Furthermore, a current mirror circuit may be used as the level shift circuit. That is, a transistor M13 may be arranged between the ninth transistor M9 and the tenth transistor M10, and the twelfth transistor M12 and the transistor M13 may be connected in a current mirror configuration with a common gate.

While the preferred embodiments of the present invention have been described using specific terms, such description is for illustrative purposes only, and it is to be understood that changes and variations may be made without departing from the spirit or scope of the appended claims.

Claims

1. A differential amplifier comprising:

an input differential pair;

a cascode current mirror circuit having at least 2 stages connected as a load on the input differential pair; a tail current source which supplies a tail current to the input differential pair; and a constant current source which is connected in parallel with the input differential pair, and supplies a constant current to the tail current source.

2. The differential amplifier according to claim 1, wherein a constant current supplied by the constant current source is in a range of from 1/20 to ⅕ of the tail current.

3. The differential amplifier according to claim 1, wherein the tail current source comprises a tail transistor arranged between a common connection point of the input differential pair and a first fixed voltage terminal; and

the constant current source comprises a first transistor connected to the tail transistor in a current mirror configuration;

a second transistor connected between the first transistor and a second fixed voltage terminal;

a third transistor connected to the second transistor in a current mirror configuration; and

a level shift circuit arranged between a terminal on a side opposite to the second fixed voltage terminal of the third transistor and a common connection point of the input differential pair;

and supplies, as the constant current, a current flowing in a path including the third transistor and the level shift circuit;

and a potential of a connection point of the third transistor and the level shift circuit is supplied as a bias voltage of the cascode current mirror circuit.
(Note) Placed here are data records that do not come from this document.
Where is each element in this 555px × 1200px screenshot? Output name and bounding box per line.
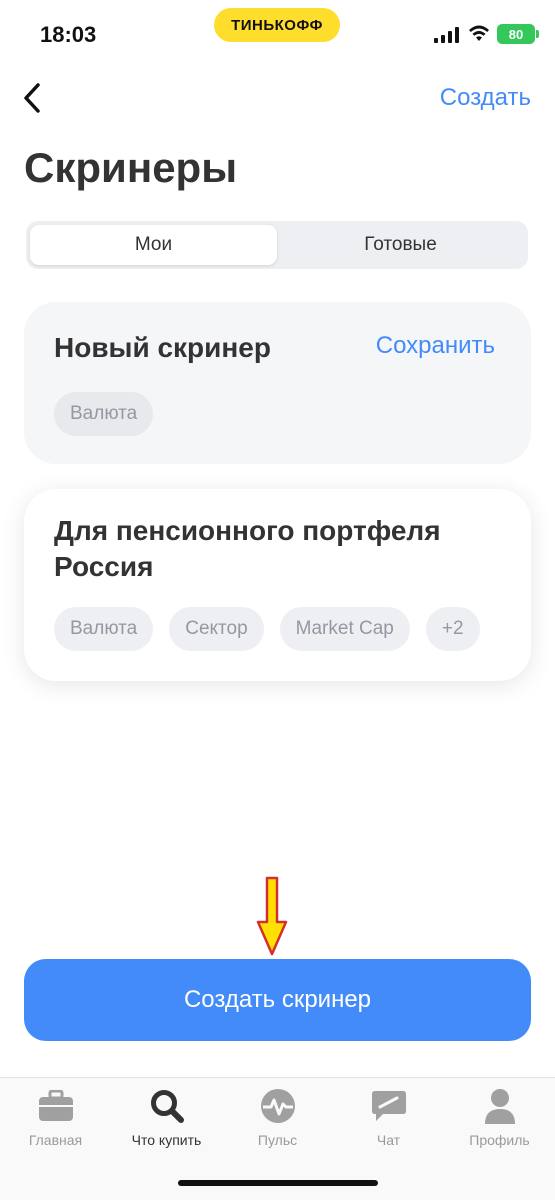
- segmented-control: Мои Готовые: [26, 221, 528, 269]
- filter-chip[interactable]: Сектор: [169, 607, 264, 651]
- tab-ready[interactable]: Готовые: [277, 225, 524, 265]
- save-link[interactable]: Сохранить: [376, 332, 495, 360]
- tab-pulse[interactable]: Пульс: [222, 1086, 333, 1148]
- signal-icon: [434, 27, 459, 43]
- pulse-icon: [258, 1086, 298, 1126]
- screener-title: Для пенсионного портфеля Россия: [54, 515, 441, 582]
- chat-icon: [369, 1086, 409, 1126]
- screener-card-new[interactable]: Новый скринер Сохранить Валюта: [24, 302, 531, 464]
- filter-chip[interactable]: Валюта: [54, 392, 154, 436]
- create-screener-button[interactable]: Создать скринер: [24, 959, 531, 1041]
- tab-label: Профиль: [469, 1132, 530, 1148]
- tab-my[interactable]: Мои: [30, 225, 277, 265]
- chevron-left-icon: [24, 83, 40, 113]
- screener-card-pension[interactable]: Для пенсионного портфеля Россия Валюта С…: [24, 489, 531, 681]
- tab-label: Что купить: [131, 1132, 202, 1148]
- page-title: Скринеры: [24, 144, 238, 191]
- battery-icon: 80: [497, 24, 539, 44]
- tab-label: Чат: [376, 1132, 401, 1148]
- tab-label: Пульс: [257, 1132, 298, 1148]
- briefcase-icon: [36, 1086, 76, 1126]
- filter-chips: Валюта: [54, 392, 154, 436]
- back-button[interactable]: [10, 76, 54, 120]
- tab-label: Главная: [28, 1132, 83, 1148]
- profile-icon: [480, 1086, 520, 1126]
- screener-title: Новый скринер: [54, 332, 271, 363]
- tab-home[interactable]: Главная: [0, 1086, 111, 1148]
- wifi-icon: [469, 25, 489, 41]
- tab-chat[interactable]: Чат: [333, 1086, 444, 1148]
- filter-chip[interactable]: Валюта: [54, 607, 154, 651]
- tab-profile[interactable]: Профиль: [444, 1086, 555, 1148]
- status-time: 18:03: [40, 22, 97, 47]
- tab-what-to-buy[interactable]: Что купить: [111, 1086, 222, 1148]
- annotation-arrow-down-icon: [256, 876, 288, 956]
- brand-logo-pill: ТИНЬКОФФ: [214, 8, 340, 42]
- filter-chip-more[interactable]: +2: [425, 607, 480, 651]
- status-bar: 18:03 ТИНЬКОФФ 80: [0, 0, 555, 66]
- filter-chip[interactable]: Market Cap: [279, 607, 410, 651]
- home-indicator: [178, 1180, 378, 1186]
- create-link[interactable]: Создать: [440, 84, 531, 112]
- search-icon: [147, 1086, 187, 1126]
- filter-chips: Валюта Сектор Market Cap +2: [54, 607, 480, 651]
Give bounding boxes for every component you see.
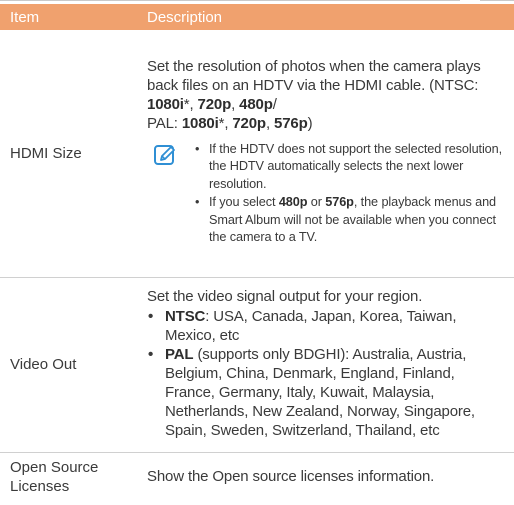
hdmi-ntsc-open: (NTSC: <box>429 76 479 94</box>
top-rule-right <box>480 0 514 1</box>
settings-table-page: Item Description HDMI Size Set the resol… <box>0 0 514 505</box>
pal-term: PAL <box>165 346 194 363</box>
ntsc-text: : USA, Canada, Japan, Korea, Taiwan, Mex… <box>165 308 457 344</box>
hdmi-close: ) <box>307 114 313 132</box>
settings-table: Item Description HDMI Size Set the resol… <box>0 4 514 502</box>
hdmi-sep-4: , <box>265 114 274 132</box>
header-description: Description <box>138 4 514 30</box>
hdmi-ntsc-1080: 1080i <box>147 95 184 113</box>
desc-video-out: Set the video signal output for your reg… <box>138 277 514 453</box>
hdmi-note: • If the HDTV does not support the selec… <box>147 141 504 247</box>
table-row-open-source-licenses: Open Source Licenses Show the Open sourc… <box>0 452 514 502</box>
note-icon <box>154 144 175 165</box>
desc-open-source-licenses: Show the Open source licenses informatio… <box>138 452 514 502</box>
item-open-source-line1: Open Source <box>10 459 99 477</box>
table-row-video-out: Video Out Set the video signal output fo… <box>0 277 514 453</box>
hdmi-pal-prefix: PAL: <box>147 114 182 132</box>
top-rule-left <box>0 0 460 1</box>
table-row-hdmi-size: HDMI Size Set the resolution of photos w… <box>0 30 514 278</box>
header-item: Item <box>0 4 138 30</box>
note-text-1: If the HDTV does not support the selecte… <box>209 141 503 191</box>
note-item: • If the HDTV does not support the selec… <box>193 141 504 194</box>
hdmi-ntsc-480: 480p <box>239 95 273 113</box>
item-open-source-licenses: Open Source Licenses <box>0 452 138 502</box>
note-item: • If you select 480p or 576p, the playba… <box>193 194 504 247</box>
list-item: • NTSC: USA, Canada, Japan, Korea, Taiwa… <box>147 307 504 345</box>
note-480p: 480p <box>278 195 308 210</box>
video-out-list: • NTSC: USA, Canada, Japan, Korea, Taiwa… <box>147 307 504 440</box>
hdmi-ntsc-720: 720p <box>197 95 232 113</box>
bullet-dot: • <box>195 195 200 210</box>
hdmi-slash: / <box>272 95 277 113</box>
table-header-row: Item Description <box>0 4 514 30</box>
video-out-desc: Set the video signal output for your reg… <box>147 288 423 305</box>
bullet-dot: • <box>148 308 154 325</box>
bullet-dot: • <box>148 346 154 363</box>
item-hdmi-size: HDMI Size <box>0 30 138 278</box>
hdmi-pal-720: 720p <box>232 114 266 132</box>
bullet-dot: • <box>195 141 200 156</box>
ntsc-term: NTSC <box>165 308 206 325</box>
note-576p: 576p <box>325 195 354 210</box>
hdmi-pal-1080: 1080i <box>181 114 219 132</box>
list-item: • PAL (supports only BDGHI): Australia, … <box>147 345 504 440</box>
item-open-source-line2: Licenses <box>10 478 70 496</box>
item-video-out: Video Out <box>0 277 138 453</box>
hdmi-sep-2: , <box>231 95 240 113</box>
note-text-or: or <box>307 195 326 210</box>
open-source-desc: Show the Open source licenses informatio… <box>147 467 435 485</box>
desc-hdmi-size: Set the resolution of photos when the ca… <box>138 30 514 278</box>
pal-text: (supports only BDGHI): Australia, Austri… <box>165 346 475 439</box>
hdmi-pal-576: 576p <box>274 114 308 132</box>
note-list: • If the HDTV does not support the selec… <box>193 141 504 247</box>
hdmi-sep-1: , <box>189 95 198 113</box>
note-text-2a: If you select <box>209 195 279 210</box>
hdmi-desc-text: Set the resolution of photos when the ca… <box>147 57 504 133</box>
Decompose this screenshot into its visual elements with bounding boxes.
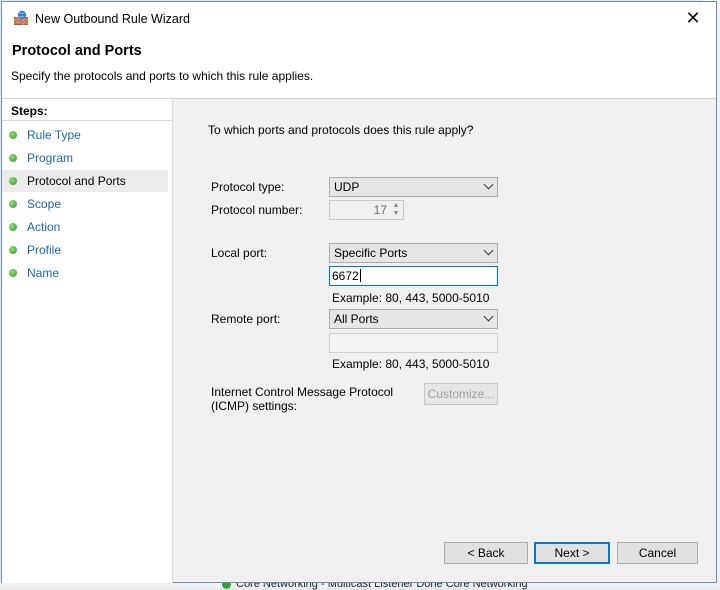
step-label: Scope [27, 197, 62, 211]
question-text: To which ports and protocols does this r… [208, 123, 474, 137]
chevron-down-icon [483, 179, 494, 190]
local-port-example: Example: 80, 443, 5000-5010 [332, 291, 490, 305]
close-icon: ✕ [685, 7, 701, 28]
local-port-input[interactable]: 6672 [329, 266, 498, 286]
step-status-icon [9, 131, 17, 139]
steps-heading: Steps: [11, 104, 48, 118]
protocol-type-dropdown[interactable]: UDP [329, 177, 498, 197]
remote-port-input [329, 333, 498, 353]
title-bar[interactable]: New Outbound Rule Wizard ✕ [2, 2, 716, 34]
content-panel: To which ports and protocols does this r… [173, 99, 717, 583]
close-button[interactable]: ✕ [670, 2, 716, 34]
icmp-label-line1: Internet Control Message Protocol [211, 385, 394, 399]
step-label: Profile [27, 243, 62, 257]
step-protocol-and-ports: Protocol and Ports [2, 170, 168, 192]
step-status-icon [9, 154, 17, 162]
text-caret [359, 269, 361, 282]
step-label: Protocol and Ports [27, 174, 126, 188]
remote-port-example: Example: 80, 443, 5000-5010 [332, 357, 490, 371]
local-port-input-value: 6672 [332, 269, 359, 283]
remote-port-dropdown[interactable]: All Ports [329, 309, 498, 329]
step-label: Rule Type [27, 128, 81, 142]
step-label: Name [27, 266, 60, 280]
remote-port-mode-value: All Ports [334, 312, 379, 326]
step-status-icon [9, 269, 17, 277]
customize-button: Customize... [424, 383, 498, 405]
step-status-icon [9, 223, 17, 231]
step-profile[interactable]: Profile [2, 239, 168, 261]
cancel-button[interactable]: Cancel [617, 542, 698, 564]
step-program[interactable]: Program [2, 147, 168, 169]
remote-port-label: Remote port: [211, 312, 281, 326]
firewall-icon [14, 10, 28, 25]
page-title: Protocol and Ports [12, 43, 142, 59]
stepper-buttons: ▲ ▼ [390, 202, 402, 218]
step-label: Action [27, 220, 61, 234]
step-rule-type[interactable]: Rule Type [2, 124, 168, 146]
chevron-up-icon: ▲ [392, 202, 400, 209]
step-status-icon [9, 177, 17, 185]
local-port-mode-value: Specific Ports [334, 246, 408, 260]
wizard-window: New Outbound Rule Wizard ✕ Protocol and … [1, 1, 717, 583]
protocol-type-value: UDP [334, 180, 360, 194]
local-port-label: Local port: [211, 246, 268, 260]
chevron-down-icon [483, 245, 494, 256]
local-port-dropdown[interactable]: Specific Ports [329, 243, 498, 263]
step-status-icon [9, 246, 17, 254]
protocol-type-label: Protocol type: [211, 180, 285, 194]
page-subtitle: Specify the protocols and ports to which… [11, 69, 314, 83]
step-action[interactable]: Action [2, 216, 168, 238]
step-status-icon [9, 200, 17, 208]
step-label: Program [27, 151, 74, 165]
next-button[interactable]: Next > [534, 542, 610, 564]
back-button[interactable]: < Back [444, 542, 528, 564]
steps-divider [2, 120, 172, 121]
step-scope[interactable]: Scope [2, 193, 168, 215]
step-name[interactable]: Name [2, 262, 168, 284]
page-header: Protocol and Ports Specify the protocols… [2, 34, 716, 99]
steps-panel: Steps: Rule Type Program Protocol and Po… [2, 99, 173, 583]
window-title: New Outbound Rule Wizard [35, 12, 190, 26]
protocol-number-value: 17 [373, 203, 387, 217]
chevron-down-icon [483, 311, 494, 322]
chevron-down-icon: ▼ [392, 210, 400, 217]
icmp-label-line2: (ICMP) settings: [211, 399, 298, 413]
protocol-number-stepper: 17 ▲ ▼ [329, 200, 404, 220]
protocol-number-label: Protocol number: [211, 203, 303, 217]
4. The differential amplifier according to claim 3, wherein the level shift circuit comprises:

a level shift transistor in which a control terminal and a terminal connected to the third transistor are commonly connected, the level shift transistor being of a similar type to transistors of which the input differential pair is configured.

5. The differential amplifier according to claim 3, wherein the level shift circuit comprises a diode.

6. The differential amplifier according to claims 1, wherein the differential amplifier is integrated on one semiconductor substrate and is configured using a low voltage process.